5/21/01

This is the first entry of my online journal; of course I will not talk about everything that goes on in my life, but I will be fourth coming in my insights and daily events. Today started badly since I had to hurt someone that I really didn’t want to but I had to. I really do not want to go into any details since it is personal in nature. Later in the day I got a call from a good friend Erwin to confirm my measurements for the tuxedo, my friend is getting married and I am one of his groom’s men. I still cannot believe that he is getting married, but it will happen in two weeks. I believe that is when all this information will start to sink in. I then had a pleasant walk with one of my other friends; we decided to walk down to get some “bubble tea.” I talked to her about recent events, her friends that I recently met, and asked her about friends that I haven’t seen in ages. A certain conversation came up that stuck in m mind, it was about a person that I did not know that well, it seemed as though his girlfriend was killed in a car accident. It made me reflect and think of all that I am thankful for and how I hope he would be know that everything has a purpose even though it may not make sense right now but it is all in God’s plan. I know how those words would be of little comfort during his time of suffering but I will pray for them both.

5/22/01

Wow! I did not know how lazy I could be until today, I did utterly nothing, I didn't even go out to eat I ordered in, I ordered chinese mmmmmhhhh! chinese. I then watched some korean videos, yes! korean video's I know I am a big loser, they are just so addicting and cheesy. Well throughout the day I talked to people online which was pretty interesting. I think what a interesting thing it is to talk to people that you probably do not get a chance to talk to otherwise, since time and distance is such a factorr. I actually began to talk to someone that I have not formally met yet, which is an interesting experience since I prefer human interaction.Human interaction is very important since little actions tell you so much about the person, hopefully though we will have a chance to meet. Well, I did one thing that was somewhat productive, I considered my friendships today. I looked at people that I call friends and people that call me friend and I thought to myself, "are we really friends?" I think friendship is a very precious think that should not be taken for granted but I think I do at times and so do my so-called “friend’s.” I wish I were a better person, a person that would not hold grudges or bad feeling toward people but I realize that I am not at that point yet, so I still must achieve more.

5/23/01

I have such a headache.

5/24/01

Careful ...... be very very careful, in what you do and what you say .... things are not anywhere as innocent as they seem .... if your not careful .................................................GAME OVER!

5/31/01

Wow!

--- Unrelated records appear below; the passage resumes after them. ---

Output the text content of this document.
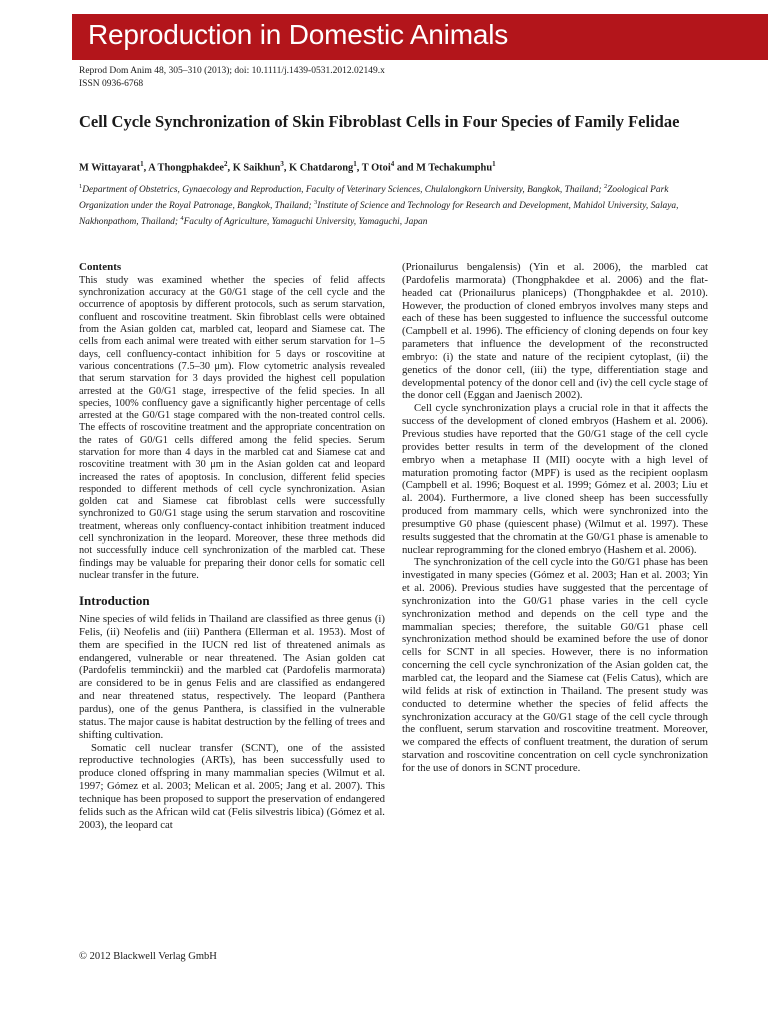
Reproduction in Domestic Animals
Reprod Dom Anim 48, 305–310 (2013); doi: 10.1111/j.1439-0531.2012.02149.x
ISSN 0936-6768
Cell Cycle Synchronization of Skin Fibroblast Cells in Four Species of Family Felidae
M Wittayarat$^1$, A Thongphakdee$^2$, K Saikhun$^3$, K Chatdarong$^1$, T Otoi$^4$ and M Techakumphu$^1$
$^1$Department of Obstetrics, Gynaecology and Reproduction, Faculty of Veterinary Sciences, Chulalongkorn University, Bangkok, Thailand; $^2$Zoological Park Organization under the Royal Patronage, Bangkok, Thailand; $^3$Institute of Science and Technology for Research and Development, Mahidol University, Salaya, Nakhonpathom, Thailand; $^4$Faculty of Agriculture, Yamaguchi University, Yamaguchi, Japan
Contents

This study was examined whether the species of felid affects synchronization accuracy at the G0/G1 stage of the cell cycle and the occurrence of apoptosis by different protocols, such as serum starvation, confluent and roscovitine treatment. Skin fibroblast cells were obtained from the Asian golden cat, marbled cat, leopard and Siamese cat. The cells from each animal were treated with either serum starvation for 1–5 days, cell confluency-contact inhibition for 5 days or roscovitine at various concentrations (7.5–30 μm). Flow cytometric analysis revealed that serum starvation for 3 days provided the highest cell population arrested at the G0/G1 stage, irrespective of the felid species. In all species, 100% confluency gave a significantly higher percentage of cells arrested at the G0/G1 stage compared with the non-treated control cells. The effects of roscovitine treatment and the appropriate concentration on the rates of G0/G1 cells differed among the felid species. Serum starvation for more than 4 days in the marbled cat and Siamese cat and roscovitine treatment with 30 μm in the Asian golden cat and leopard increased the rates of apoptosis. In conclusion, different felid species responded to different methods of cell cycle synchronization. Asian golden cat and Siamese cat fibroblast cells were successfully synchronized to G0/G1 stage using the serum starvation and roscovitine treatment, whereas only confluency-contact inhibition treatment induced cell synchronization in the leopard. Moreover, these three methods did not successfully induce cell synchronization of the marbled cat. These findings may be valuable for preparing their donor cells for somatic cell nuclear transfer in the future.

Introduction

Nine species of wild felids in Thailand are classified as three genus (i) Felis, (ii) Neofelis and (iii) Panthera (Ellerman et al. 1953). Most of them are specified in the IUCN red list of threatened animals as endangered, vulnerable or near threatened. The Asian golden cat (Pardofelis temminckii) and the marbled cat (Pardofelis marmorata) are considered to be in genus Felis and are classified as endangered and near threatened status, respectively. The leopard (Panthera pardus), one of the genus Panthera, is classified in the vulnerable status. The major cause is habitat destruction by the felling of trees and shifting cultivation.

Somatic cell nuclear transfer (SCNT), one of the assisted reproductive technologies (ARTs), has been successfully used to produce cloned offspring in many mammalian species (Wilmut et al. 1997; Gómez et al. 2003; Melican et al. 2005; Jang et al. 2007). This technique has been proposed to support the preservation of endangered felids such as the African wild cat (Felis silvestris libica) (Gómez et al. 2003), the leopard cat

(Prionailurus bengalensis) (Yin et al. 2006), the marbled cat (Pardofelis marmorata) (Thongphakdee et al. 2006) and the flat-headed cat (Prionailurus planiceps) (Thongphakdee et al. 2010). However, the production of cloned embryos involves many steps and each of these has been suggested to influence the successful outcome (Campbell et al. 1996). The efficiency of cloning depends on four key parameters that influence the development of the reconstructed embryo: (i) the state and nature of the recipient cytoplast, (ii) the genetics of the donor cell, (iii) the type, differentiation stage and developmental potency of the donor cell and (iv) the cell cycle stage of the donor cell (Eggan and Jaenisch 2002).

Cell cycle synchronization plays a crucial role in that it affects the success of the development of cloned embryos (Hashem et al. 2006). Previous studies have reported that the G0/G1 stage of the cell cycle provides better results in term of the development of the cloned embryo when a metaphase II (MII) oocyte with a high level of maturation promoting factor (MPF) is used as the recipient ooplasm (Campbell et al. 1996; Boquest et al. 1999; Gómez et al. 2003; Liu et al. 2004). Furthermore, a live cloned sheep has been successfully produced from mammary cells, which were synchronized into the presumptive G0 phase (quiescent phase) (Wilmut et al. 1997). These results suggested that the chromatin at the G0/G1 phase is amenable to nuclear reprogramming for the cloned embryo (Hashem et al. 2006).

The synchronization of the cell cycle into the G0/G1 phase has been investigated in many species (Gómez et al. 2003; Han et al. 2003; Yin et al. 2006). Previous studies have suggested that the percentage of synchronization into the G0/G1 phase varies in the cell cycle synchronization method and depends on the cell type and the mammalian species; therefore, the suitable G0/G1 phase cell synchronization method should be examined before the use of donor cells for SCNT in all species. However, there is no information concerning the cell cycle synchronization of the Asian golden cat, the marbled cat, the leopard and the Siamese cat (Felis Catus), which are wild felids at risk of extinction in Thailand. The present study was conducted to determine whether the species of felid affects the synchronization accuracy at the G0/G1 stage of the cell cycle through the confluent, serum starvation and roscovitine treatment. Moreover, we compared the effects of confluent treatment, the duration of serum starvation and roscovitine concentration on cell cycle synchronization for the use of donors in SCNT procedure.

© 2012 Blackwell Verlag GmbH
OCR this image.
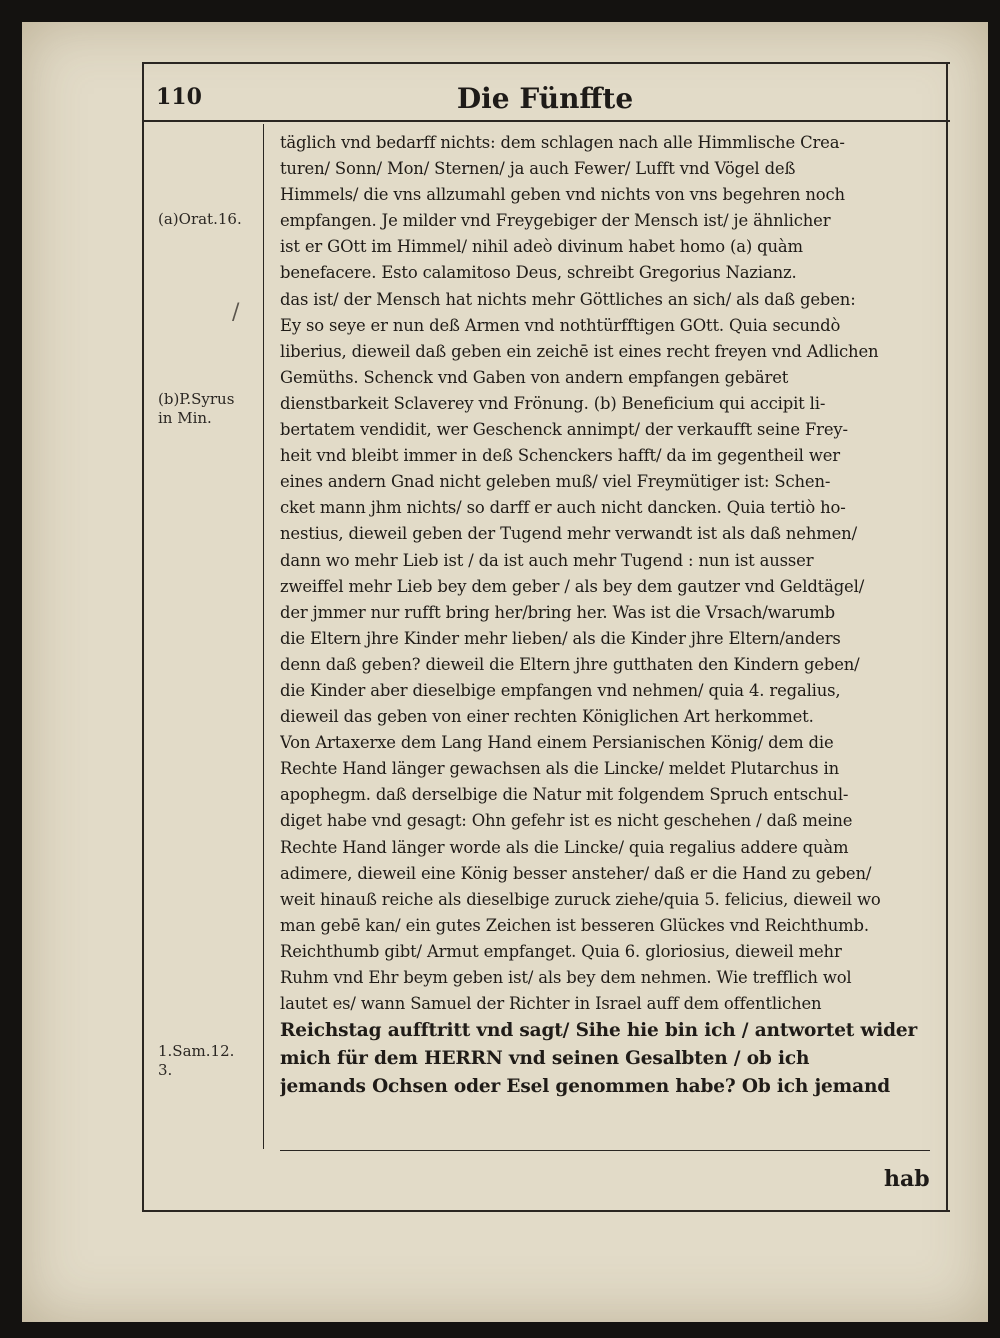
110	Die Fünffte
(a)Orat.16.
(b)P.Syrus
in Min.
1.Sam.12.
3.
/
täglich vnd bedarff nichts: dem schlagen nach alle Himmlische Crea-
turen/ Sonn/ Mon/ Sternen/ ja auch Fewer/ Lufft vnd Vögel deß
Himmels/ die vns allzumahl geben vnd nichts von vns begehren noch
empfangen. Je milder vnd Freygebiger der Mensch ist/ je ähnlicher
ist er GOtt im Himmel/ nihil adeò divinum habet homo (a) quàm
benefacere. Esto calamitoso Deus, schreibt Gregorius Nazianz.
das ist/ der Mensch hat nichts mehr Göttliches an sich/ als daß geben:
Ey so seye er nun deß Armen vnd nothtürfftigen GOtt. Quia secundò
liberius, dieweil daß geben ein zeichē ist eines recht freyen vnd Adlichen
Gemüths. Schenck vnd Gaben von andern empfangen gebäret
dienstbarkeit Sclaverey vnd Frönung. (b) Beneficium qui accipit li-
bertatem vendidit, wer Geschenck annimpt/ der verkaufft seine Frey-
heit vnd bleibt immer in deß Schenckers hafft/ da im gegentheil wer
eines andern Gnad nicht geleben muß/ viel Freymütiger ist: Schen-
cket mann jhm nichts/ so darff er auch nicht dancken. Quia tertiò ho-
nestius, dieweil geben der Tugend mehr verwandt ist als daß nehmen/
dann wo mehr Lieb ist / da ist auch mehr Tugend : nun ist ausser
zweiffel mehr Lieb bey dem geber / als bey dem gautzer vnd Geldtägel/
der jmmer nur rufft bring her/bring her. Was ist die Vrsach/warumb
die Eltern jhre Kinder mehr lieben/ als die Kinder jhre Eltern/anders
denn daß geben? dieweil die Eltern jhre gutthaten den Kindern geben/
die Kinder aber dieselbige empfangen vnd nehmen/ quia 4. regalius,
dieweil das geben von einer rechten Königlichen Art herkommet.
Von Artaxerxe dem Lang Hand einem Persianischen König/ dem die
Rechte Hand länger gewachsen als die Lincke/ meldet Plutarchus in
apophegm. daß derselbige die Natur mit folgendem Spruch entschul-
diget habe vnd gesagt: Ohn gefehr ist es nicht geschehen / daß meine
Rechte Hand länger worde als die Lincke/ quia regalius addere quàm
adimere, dieweil eine König besser ansteher/ daß er die Hand zu geben/
weit hinauß reiche als dieselbige zuruck ziehe/quia 5. felicius, dieweil wo
man gebē kan/ ein gutes Zeichen ist besseren Glückes vnd Reichthumb.
Reichthumb gibt/ Armut empfanget. Quia 6. gloriosius, dieweil mehr
Ruhm vnd Ehr beym geben ist/ als bey dem nehmen. Wie trefflich wol
lautet es/ wann Samuel der Richter in Israel auff dem offentlichen
Reichstag aufftritt vnd sagt/ Sihe hie bin ich / antwortet wider
mich für dem HERRN vnd seinen Gesalbten / ob ich
jemands Ochsen oder Esel genommen habe? Ob ich jemand
hab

It is soooooo hot! I can not believe how hot it is! We do not have the air conditioning on because of the energy crisis but I feel as though I am the wicked witch from the east. “I’M MELTING! I’M MELTING!” Don’t you think that it is better to be in bitter cold then in agonizing heat? You can always put on more clothing when it is cold but when it is hot what can you do besides sweat? Well, enough of that, my thoughts have been filled by two things, one, my sisters say that I am “tense” that I should be more laid back …. hahahaha! I always considered myself to be a laid back person, I guess I have to work on it. The second thing is that I thought something was a gift from God but it just seems to be more trouble then I thought it would be, more problematic then it should be, so I ask myself is it worth it? Is this God’s plan? Is this what I have to go through?

6/02/0I

Man I wrote this huge story but I just deleted it .... Oh Well! I guess I will just have to paraphrase; Korean Christian people are not good as friends because they are not trust worthy or loyal, besides a rare few. I am getting really annoyed with many of them, I am beginning to understand why my sisters can not stand them. This will not stop my Christian walk but it will hinder it a bit, no worries though, I have more drive then to allow a few people to push me over the edge. (hmmm ... makes me sound ghetto, oh well) To my few Christian friends, “God bless you in everything you do.” To the rest of you, if you are thinking to yourself "Am I his friend?" you aren't! So check yourselves because my patience is almost all spent. On the lighter note congratulations Erwin and Deana on you’re upcoming wedding. Erwin all I have to say is one thing, “RUN ERWIN RUN, YOUR TOO YOUNG!” hahahah! Just kidding, Deana I know you are a good Godly woman I am happy for you guys and I hope you will not kill me for that last comment.